The goal of this project is to create machine learning models using Tor network packet flow data, to determine whether an instance is communicating with a monitored website or an unmonitored website, and to identify its destination if it is a monitored website.
In the closed-world experiments, the user can only access monitored(preivously-known) websites.
The goal is to classify the 95 monitored websites.
We used an SVM, a decision tree, and a random forest model.
In the open-world experiments, the user to access any websites within the system.
Data can be classified into two parts
monitored data: the attacker is interested inunmonitored data: deemed irrelevant by the attacker
monitored website instances are treated as positive samples, and unmonitored website instances are treated as negative samples.
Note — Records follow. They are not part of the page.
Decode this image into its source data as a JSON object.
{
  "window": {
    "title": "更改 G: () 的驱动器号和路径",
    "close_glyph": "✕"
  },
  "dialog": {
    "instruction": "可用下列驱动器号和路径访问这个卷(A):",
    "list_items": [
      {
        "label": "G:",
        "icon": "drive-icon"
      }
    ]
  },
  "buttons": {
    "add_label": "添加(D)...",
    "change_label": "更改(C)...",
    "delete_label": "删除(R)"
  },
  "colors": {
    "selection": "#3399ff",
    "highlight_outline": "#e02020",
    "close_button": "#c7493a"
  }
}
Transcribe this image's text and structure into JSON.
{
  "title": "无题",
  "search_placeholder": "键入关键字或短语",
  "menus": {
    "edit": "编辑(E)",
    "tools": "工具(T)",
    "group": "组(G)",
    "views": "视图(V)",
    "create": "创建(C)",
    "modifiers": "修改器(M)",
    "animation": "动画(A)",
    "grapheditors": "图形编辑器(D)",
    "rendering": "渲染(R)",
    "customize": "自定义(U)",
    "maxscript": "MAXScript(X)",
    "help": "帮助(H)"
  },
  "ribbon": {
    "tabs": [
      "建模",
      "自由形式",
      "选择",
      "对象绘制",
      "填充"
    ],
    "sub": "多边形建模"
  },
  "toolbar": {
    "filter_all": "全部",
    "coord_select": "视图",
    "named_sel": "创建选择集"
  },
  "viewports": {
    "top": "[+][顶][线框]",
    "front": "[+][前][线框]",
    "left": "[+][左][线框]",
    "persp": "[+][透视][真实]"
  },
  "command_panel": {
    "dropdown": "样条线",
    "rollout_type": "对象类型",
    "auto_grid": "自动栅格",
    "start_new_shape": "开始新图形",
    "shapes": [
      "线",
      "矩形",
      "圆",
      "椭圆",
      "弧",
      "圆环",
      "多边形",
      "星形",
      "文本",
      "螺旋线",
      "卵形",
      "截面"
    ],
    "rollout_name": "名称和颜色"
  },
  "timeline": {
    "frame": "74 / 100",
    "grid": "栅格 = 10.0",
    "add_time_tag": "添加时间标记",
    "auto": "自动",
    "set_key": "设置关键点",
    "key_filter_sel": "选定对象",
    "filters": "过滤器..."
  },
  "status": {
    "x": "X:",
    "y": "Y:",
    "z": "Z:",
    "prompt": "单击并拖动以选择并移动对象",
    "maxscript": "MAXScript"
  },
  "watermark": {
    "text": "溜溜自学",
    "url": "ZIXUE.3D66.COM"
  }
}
Determine whether the web traffic trace corresponds to a monitored website. To do this, we reassign the label '1' to all monitored website instances (positive samples) and assign the label '-1' to all unmonitored website instances (negative samples)
Classify 95 monitored website traces with unique labels against additional unmonitored websites. In the multi-class setting, we label the monitored website instances with {0, 1, 2, ..., 94} and the unmonitored website instances with the label '-1'.
We used a decision tree and a random forest model.
You can download monitored and unmonitored data from the below google drive.
[dataset] (https://drive.google.com/drive/folders/13sDplxKUNmntbYr6WhpqQARiBvH41Oum)
You can run the code in Colab. Please upload the downloaded data to Colab's file.
‼️ You need to replace the path in this code with the absolute path of the files mon_standard10.pkl and unmon_standard10_3000.pkl on your drive ‼️
with open("/content/sample_data/mon_standard.pkl", "rb") as file:
with open("/content/sample_data/unmon_standard10_3000.pkl", "rb") as file: